Another metaphor will help.
Imagine your company owns either a shed, a house, a multi-family complex, or a high-rise. The shed owner probably doesn’t spend much time thinking about engineering permits or maintenance since they don’t need to worry about services like heating, running water, or electricity. And if the shed won’t be upgraded anytime soon, there's no need to plan for future changes.
The house owner will need to devote significantly more effort to keeping things running; even so, they won’t need to concern themselves with more than their own and their family's needs.
A multi-family complex requires more planning, more resource integration, and a more structured approach to handling issues as they arise; and different tenants may have very different needs.
And a high-rise tower will have a completely different set of engineering requirements, permitting requirements, safety requirements, and so on.
The high-rise will also be much more complicated to manage, particularly if things like fixtures have not been standardized throughout the building.
See a trend here? The more complicated the structure, the greater the need for better infrastructure. And earlier planning becomes even more important for bigger buildings, as early mistakes and omissions can become costly later on.
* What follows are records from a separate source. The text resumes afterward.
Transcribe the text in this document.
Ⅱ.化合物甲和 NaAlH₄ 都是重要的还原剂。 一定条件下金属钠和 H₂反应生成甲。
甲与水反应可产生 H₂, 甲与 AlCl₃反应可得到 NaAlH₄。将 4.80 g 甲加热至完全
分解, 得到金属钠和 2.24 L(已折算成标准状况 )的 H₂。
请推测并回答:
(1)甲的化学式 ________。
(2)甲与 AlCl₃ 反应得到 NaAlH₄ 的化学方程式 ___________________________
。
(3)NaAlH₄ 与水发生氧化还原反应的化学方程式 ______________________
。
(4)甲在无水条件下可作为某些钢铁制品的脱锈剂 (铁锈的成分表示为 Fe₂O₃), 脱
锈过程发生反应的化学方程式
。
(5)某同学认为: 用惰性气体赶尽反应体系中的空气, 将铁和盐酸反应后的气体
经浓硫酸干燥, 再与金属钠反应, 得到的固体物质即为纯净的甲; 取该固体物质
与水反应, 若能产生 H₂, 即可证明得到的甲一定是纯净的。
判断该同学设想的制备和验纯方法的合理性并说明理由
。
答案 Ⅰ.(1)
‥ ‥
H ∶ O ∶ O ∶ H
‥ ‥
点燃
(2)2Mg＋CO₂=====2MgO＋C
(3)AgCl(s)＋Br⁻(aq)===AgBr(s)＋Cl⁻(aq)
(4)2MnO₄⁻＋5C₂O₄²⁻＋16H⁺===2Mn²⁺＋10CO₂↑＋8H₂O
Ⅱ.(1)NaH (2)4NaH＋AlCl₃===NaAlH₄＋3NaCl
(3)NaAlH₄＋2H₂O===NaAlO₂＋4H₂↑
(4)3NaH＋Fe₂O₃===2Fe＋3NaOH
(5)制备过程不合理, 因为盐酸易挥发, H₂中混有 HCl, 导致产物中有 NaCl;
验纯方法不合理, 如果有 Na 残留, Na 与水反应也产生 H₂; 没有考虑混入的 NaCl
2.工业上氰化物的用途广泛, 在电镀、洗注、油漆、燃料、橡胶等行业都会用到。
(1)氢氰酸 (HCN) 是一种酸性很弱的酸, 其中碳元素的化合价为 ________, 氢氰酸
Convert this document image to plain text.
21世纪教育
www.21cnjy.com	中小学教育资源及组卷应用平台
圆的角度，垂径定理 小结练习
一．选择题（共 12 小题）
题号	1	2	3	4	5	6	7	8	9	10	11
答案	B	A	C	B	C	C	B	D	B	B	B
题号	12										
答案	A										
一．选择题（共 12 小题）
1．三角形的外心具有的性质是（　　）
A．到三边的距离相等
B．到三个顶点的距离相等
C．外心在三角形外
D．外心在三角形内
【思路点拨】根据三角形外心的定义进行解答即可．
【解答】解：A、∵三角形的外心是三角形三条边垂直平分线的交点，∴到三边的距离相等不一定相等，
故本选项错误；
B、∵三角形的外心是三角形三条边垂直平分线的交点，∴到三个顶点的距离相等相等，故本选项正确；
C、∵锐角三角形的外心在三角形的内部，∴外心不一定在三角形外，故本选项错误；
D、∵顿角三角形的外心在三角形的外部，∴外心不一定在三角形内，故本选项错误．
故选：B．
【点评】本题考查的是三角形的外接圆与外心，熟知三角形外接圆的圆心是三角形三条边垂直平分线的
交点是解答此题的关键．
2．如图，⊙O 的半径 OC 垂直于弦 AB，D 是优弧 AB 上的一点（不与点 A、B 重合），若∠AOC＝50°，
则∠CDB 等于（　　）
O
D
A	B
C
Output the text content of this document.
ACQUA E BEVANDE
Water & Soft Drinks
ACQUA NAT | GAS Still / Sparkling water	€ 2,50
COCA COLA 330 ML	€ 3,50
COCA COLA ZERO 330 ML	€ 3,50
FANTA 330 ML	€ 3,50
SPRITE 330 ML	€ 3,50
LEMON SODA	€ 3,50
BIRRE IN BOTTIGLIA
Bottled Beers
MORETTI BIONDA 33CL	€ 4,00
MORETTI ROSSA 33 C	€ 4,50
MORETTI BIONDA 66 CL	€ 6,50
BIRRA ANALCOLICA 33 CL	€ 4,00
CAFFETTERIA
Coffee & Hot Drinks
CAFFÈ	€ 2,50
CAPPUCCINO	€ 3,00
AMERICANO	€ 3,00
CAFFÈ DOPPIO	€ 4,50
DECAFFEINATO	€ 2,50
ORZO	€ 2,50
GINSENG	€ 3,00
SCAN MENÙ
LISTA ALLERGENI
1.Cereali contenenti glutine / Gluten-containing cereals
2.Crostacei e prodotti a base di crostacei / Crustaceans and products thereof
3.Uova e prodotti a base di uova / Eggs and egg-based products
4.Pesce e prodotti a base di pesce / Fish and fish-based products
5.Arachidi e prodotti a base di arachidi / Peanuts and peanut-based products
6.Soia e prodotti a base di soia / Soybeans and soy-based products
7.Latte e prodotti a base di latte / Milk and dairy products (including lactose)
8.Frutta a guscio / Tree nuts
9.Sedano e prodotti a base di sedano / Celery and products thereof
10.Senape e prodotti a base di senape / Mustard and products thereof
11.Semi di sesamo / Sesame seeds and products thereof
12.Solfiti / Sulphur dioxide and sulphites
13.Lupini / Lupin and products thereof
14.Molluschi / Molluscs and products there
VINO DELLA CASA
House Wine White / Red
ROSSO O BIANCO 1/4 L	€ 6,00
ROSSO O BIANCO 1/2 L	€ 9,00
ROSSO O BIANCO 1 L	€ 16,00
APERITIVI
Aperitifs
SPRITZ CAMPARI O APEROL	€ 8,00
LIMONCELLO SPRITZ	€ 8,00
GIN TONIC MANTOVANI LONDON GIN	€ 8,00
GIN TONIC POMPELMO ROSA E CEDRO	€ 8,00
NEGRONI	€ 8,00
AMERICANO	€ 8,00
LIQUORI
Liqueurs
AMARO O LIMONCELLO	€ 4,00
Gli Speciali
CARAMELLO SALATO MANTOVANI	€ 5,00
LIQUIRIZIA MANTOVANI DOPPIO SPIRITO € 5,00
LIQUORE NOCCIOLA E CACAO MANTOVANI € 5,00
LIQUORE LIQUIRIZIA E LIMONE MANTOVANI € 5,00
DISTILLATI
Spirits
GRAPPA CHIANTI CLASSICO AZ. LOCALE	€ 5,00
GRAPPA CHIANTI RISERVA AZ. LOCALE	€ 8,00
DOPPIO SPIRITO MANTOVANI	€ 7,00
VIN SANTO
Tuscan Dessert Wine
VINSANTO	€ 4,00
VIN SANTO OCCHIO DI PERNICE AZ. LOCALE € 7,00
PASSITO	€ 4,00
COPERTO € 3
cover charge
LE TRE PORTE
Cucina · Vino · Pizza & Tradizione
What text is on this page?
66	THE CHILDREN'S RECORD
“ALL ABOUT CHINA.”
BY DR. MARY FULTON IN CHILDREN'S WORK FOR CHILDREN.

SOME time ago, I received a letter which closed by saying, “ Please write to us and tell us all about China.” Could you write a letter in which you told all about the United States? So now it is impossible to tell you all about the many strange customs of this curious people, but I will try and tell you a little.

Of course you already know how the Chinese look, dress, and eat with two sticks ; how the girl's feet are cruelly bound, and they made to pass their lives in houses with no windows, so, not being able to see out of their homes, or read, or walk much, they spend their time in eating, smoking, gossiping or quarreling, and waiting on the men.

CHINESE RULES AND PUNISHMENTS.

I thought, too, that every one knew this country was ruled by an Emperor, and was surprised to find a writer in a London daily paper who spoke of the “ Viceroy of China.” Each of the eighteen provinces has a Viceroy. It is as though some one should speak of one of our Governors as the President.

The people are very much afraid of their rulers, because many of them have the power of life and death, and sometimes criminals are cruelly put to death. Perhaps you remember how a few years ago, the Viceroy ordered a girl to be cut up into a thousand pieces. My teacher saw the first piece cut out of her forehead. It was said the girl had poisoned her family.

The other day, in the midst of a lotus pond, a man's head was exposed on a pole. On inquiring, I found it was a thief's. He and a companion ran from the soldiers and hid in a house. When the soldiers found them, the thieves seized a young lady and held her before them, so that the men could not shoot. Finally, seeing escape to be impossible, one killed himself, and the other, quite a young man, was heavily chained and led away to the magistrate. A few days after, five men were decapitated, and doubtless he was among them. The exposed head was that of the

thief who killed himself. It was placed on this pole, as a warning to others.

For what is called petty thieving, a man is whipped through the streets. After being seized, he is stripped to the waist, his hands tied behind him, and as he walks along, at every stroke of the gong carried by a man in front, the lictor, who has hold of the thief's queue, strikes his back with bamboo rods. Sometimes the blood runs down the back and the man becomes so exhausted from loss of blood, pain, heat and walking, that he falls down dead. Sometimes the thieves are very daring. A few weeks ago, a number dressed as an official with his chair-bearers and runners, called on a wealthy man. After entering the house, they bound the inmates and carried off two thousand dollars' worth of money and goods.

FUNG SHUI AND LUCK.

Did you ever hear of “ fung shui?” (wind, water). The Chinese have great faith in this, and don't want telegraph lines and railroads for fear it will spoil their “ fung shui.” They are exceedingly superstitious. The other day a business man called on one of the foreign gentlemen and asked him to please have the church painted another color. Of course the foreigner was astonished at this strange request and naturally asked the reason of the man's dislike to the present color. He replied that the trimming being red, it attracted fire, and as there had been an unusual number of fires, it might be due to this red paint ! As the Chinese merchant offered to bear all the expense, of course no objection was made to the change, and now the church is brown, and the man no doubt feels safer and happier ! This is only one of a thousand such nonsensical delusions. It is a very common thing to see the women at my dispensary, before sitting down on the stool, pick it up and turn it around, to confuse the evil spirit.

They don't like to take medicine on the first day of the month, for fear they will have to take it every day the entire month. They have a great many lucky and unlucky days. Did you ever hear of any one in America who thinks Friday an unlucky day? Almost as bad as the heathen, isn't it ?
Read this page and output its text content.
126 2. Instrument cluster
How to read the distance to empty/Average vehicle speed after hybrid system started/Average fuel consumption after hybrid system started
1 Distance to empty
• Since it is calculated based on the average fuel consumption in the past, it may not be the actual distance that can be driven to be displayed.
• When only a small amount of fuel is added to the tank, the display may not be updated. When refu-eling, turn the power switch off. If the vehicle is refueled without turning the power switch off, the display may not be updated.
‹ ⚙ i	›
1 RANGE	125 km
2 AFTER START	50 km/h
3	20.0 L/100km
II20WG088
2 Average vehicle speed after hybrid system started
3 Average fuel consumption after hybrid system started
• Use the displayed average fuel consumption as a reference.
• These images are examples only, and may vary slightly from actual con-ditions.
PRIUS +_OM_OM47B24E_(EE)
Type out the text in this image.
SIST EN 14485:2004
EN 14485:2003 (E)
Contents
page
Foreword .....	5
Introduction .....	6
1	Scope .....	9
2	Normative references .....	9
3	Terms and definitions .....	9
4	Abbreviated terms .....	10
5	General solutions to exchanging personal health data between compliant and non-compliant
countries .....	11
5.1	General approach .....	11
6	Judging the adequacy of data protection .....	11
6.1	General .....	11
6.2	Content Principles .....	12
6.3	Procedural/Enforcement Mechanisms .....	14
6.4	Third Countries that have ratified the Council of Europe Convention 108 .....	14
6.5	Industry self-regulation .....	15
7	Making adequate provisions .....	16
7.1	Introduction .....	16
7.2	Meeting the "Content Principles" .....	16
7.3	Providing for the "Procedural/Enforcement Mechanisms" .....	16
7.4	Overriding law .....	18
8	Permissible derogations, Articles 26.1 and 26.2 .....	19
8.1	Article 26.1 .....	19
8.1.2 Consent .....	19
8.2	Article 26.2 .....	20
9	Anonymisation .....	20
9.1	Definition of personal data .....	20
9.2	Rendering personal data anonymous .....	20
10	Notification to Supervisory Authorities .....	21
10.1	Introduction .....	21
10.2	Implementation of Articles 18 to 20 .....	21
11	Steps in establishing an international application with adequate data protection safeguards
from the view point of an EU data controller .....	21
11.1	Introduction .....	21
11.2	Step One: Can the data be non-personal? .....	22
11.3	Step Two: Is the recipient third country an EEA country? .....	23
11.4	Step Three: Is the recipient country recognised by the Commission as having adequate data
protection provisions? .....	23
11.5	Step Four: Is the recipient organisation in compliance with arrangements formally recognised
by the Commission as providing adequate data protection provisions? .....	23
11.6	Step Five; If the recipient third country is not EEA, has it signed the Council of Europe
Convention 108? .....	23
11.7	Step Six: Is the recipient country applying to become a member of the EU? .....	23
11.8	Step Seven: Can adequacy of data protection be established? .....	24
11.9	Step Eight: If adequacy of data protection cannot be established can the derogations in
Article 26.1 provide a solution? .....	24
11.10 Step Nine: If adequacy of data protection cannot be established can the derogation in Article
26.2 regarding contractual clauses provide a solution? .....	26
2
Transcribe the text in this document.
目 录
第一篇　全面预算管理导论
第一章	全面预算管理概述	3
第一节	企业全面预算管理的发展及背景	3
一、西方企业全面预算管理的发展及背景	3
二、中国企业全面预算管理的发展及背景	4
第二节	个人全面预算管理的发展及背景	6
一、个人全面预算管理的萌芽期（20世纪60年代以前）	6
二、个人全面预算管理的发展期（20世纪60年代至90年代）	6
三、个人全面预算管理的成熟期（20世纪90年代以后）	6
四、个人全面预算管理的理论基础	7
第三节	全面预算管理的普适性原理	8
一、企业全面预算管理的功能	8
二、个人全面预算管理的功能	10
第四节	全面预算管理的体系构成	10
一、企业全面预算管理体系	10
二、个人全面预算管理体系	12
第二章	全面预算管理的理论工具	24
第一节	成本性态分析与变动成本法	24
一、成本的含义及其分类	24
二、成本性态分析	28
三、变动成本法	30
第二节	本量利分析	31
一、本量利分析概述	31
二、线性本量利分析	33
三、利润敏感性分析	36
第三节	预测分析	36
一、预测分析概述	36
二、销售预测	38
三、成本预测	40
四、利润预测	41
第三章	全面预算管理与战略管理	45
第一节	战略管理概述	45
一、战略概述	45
The same holds true for data engineering within a company. While the smallest companies may not immediately need tools and structures to support data access, companies with growth aspirations will need to consider this issue. And the longer they wait, the more expensive the effort will be, with more work required to fix past errors and omissions.
Data governance is the work of setting your company's policies on how it collects data. It is tightly integrated with data strategy, which includes defing and implementing data governance rules.
A solid data governance policy will not only identify which sources to consolidate, but will also define who can access data, when data is pulled, and what to do if conflicts occur. Governance policy also addresses other issues, such as retention and integrating new data sources as they come online.